Legendary Novelist Tom Robbins To Lecture at Doane
Legendary American novelist Tom Robbins will speak and take questions from the audience to entertain and inform, or as he likes to say "to bewilder, mystify, rankle, delude, foil, swindle and corrupt," Thursday evening, April 8, at 7:30 p.m. in Heckman Auditorium on Doane College's Crete campus.
His talk, this year’s lecture in the Lucille Cobb Lecture Series sponsored by the English department, is entitled “Language Is Not the Frosting, It’s the Cake.” It is free and open to the public.
An expatriated Southerner living in the Pacific Northwest for over 40 years, Tom Robbins has published nine best-selling novels worldwide and shorter works in Esquire, Harpers, and other national and international magazines. Erroneously labeled (or libeled?) a 1960s counterculture writer, Robbins examines, through his major works of fiction, many themes fundamental to the new liberal philosophical thinking given voice in the '60s and since then by significant changes affecting the contemporary American cultural landscape. What constitutes authenticity, what constitutes power, and what constitutes the real are just a few of the many questions addressed in all of his works by some of the most imaginatively and creatively comic characters and situations to be found in all of contemporary American literature.

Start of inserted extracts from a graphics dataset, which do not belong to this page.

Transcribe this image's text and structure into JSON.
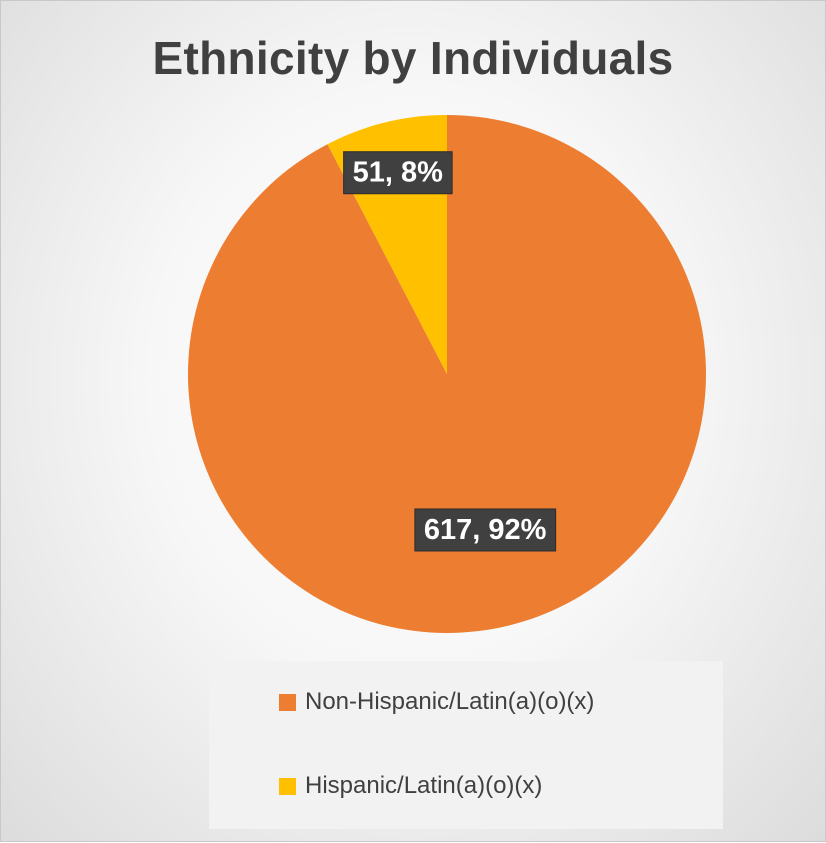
{
  "chart_data": {
    "type": "pie",
    "title": "Ethnicity by Individuals",
    "categories": [
      "Non-Hispanic/Latin(a)(o)(x)",
      "Hispanic/Latin(a)(o)(x)"
    ],
    "values": [
      617,
      51
    ],
    "percentages": [
      92,
      8
    ],
    "data_labels": [
      "617, 92%",
      "51, 8%"
    ],
    "colors": [
      "#ED7D31",
      "#FFC000"
    ],
    "legend_position": "bottom"
  }
}
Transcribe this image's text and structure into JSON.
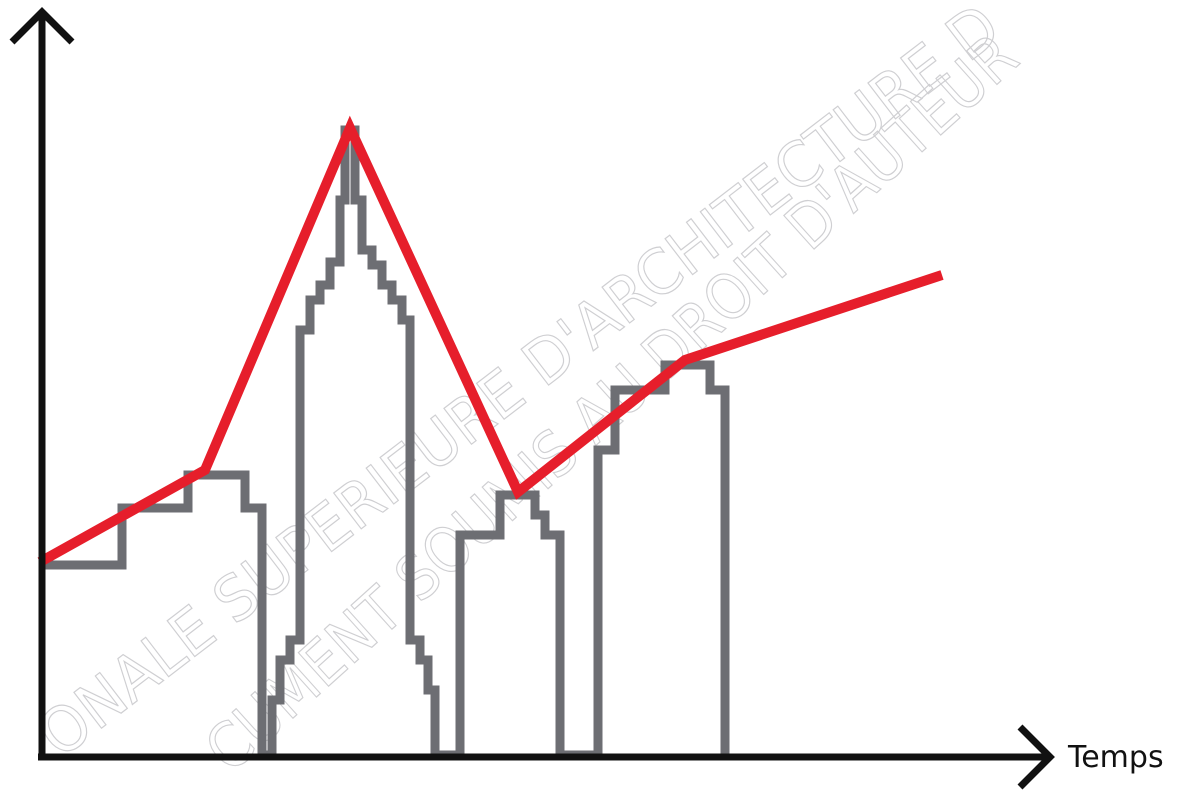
{
  "axis_label": "Temps",
  "watermark": [
    "ONALE SUPERIEURE D'ARCHITECTURE D",
    "CUMENT SOUMIS AU DROIT D'AUTEUR"
  ]
}
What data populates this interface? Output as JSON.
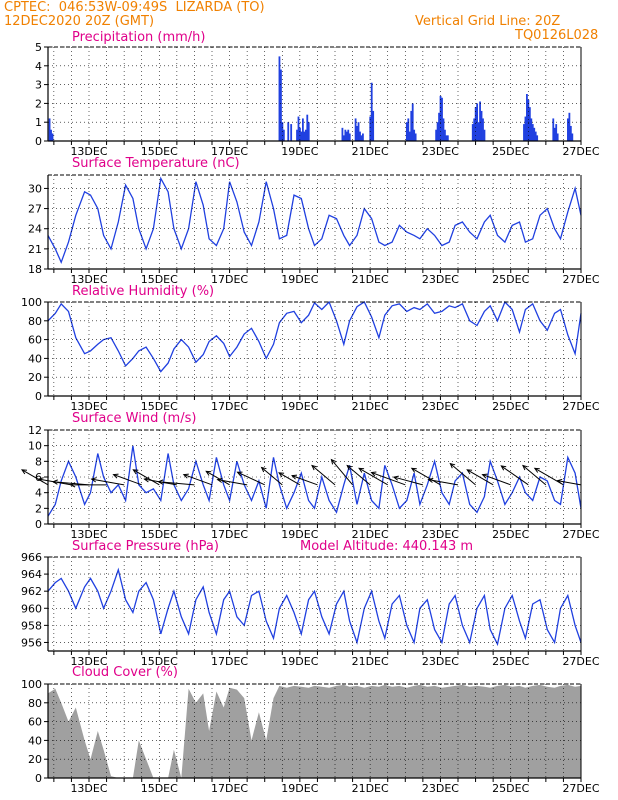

His first two books, Another Roadside Attraction (1971) and Even Cowgirls Get the Blues (1976), earned him nothing less than cult status as an American writer in the '70s. Publication of his next four novels, Still Life With Woodpecker (1980), Jitterbug Perfume (1984), Skinny Legs and All (1990) and Half Asleep in Frog Pajamas (1994), resulted in a worldwide following, which to this day continues to grow in number almost exponentially. (He was recently mobbed, much to his editor’s delight, by young women in Tokyo and Sydney, Australia.)
Robbins’s last three novels, Fierce Invalids Home from Hot Climates (2000), Villa Incognito (2003) and B Is for Beer (2009), reveal a renewed, vigorous interest in returning to many of the aesthetic and philosophical issues dealt with in his earlier works, and included in his early study of technique and perspective in the visual art of 20th century abstract expressionists in general, and in the works of Jackson Pollock and Chaim Soutine in particular.
“Language Is Not the Frosting, It’s the Cake” promises to offer everyone the rare opportunity of hearing and meeting one of 20th century American literature’s most comically serious and seriously comic voices—the very same voice that, over 30 years ago, gave verbal shape to the idea of the mind that is truly healthy when it coined the phrase—it’s time to call in well.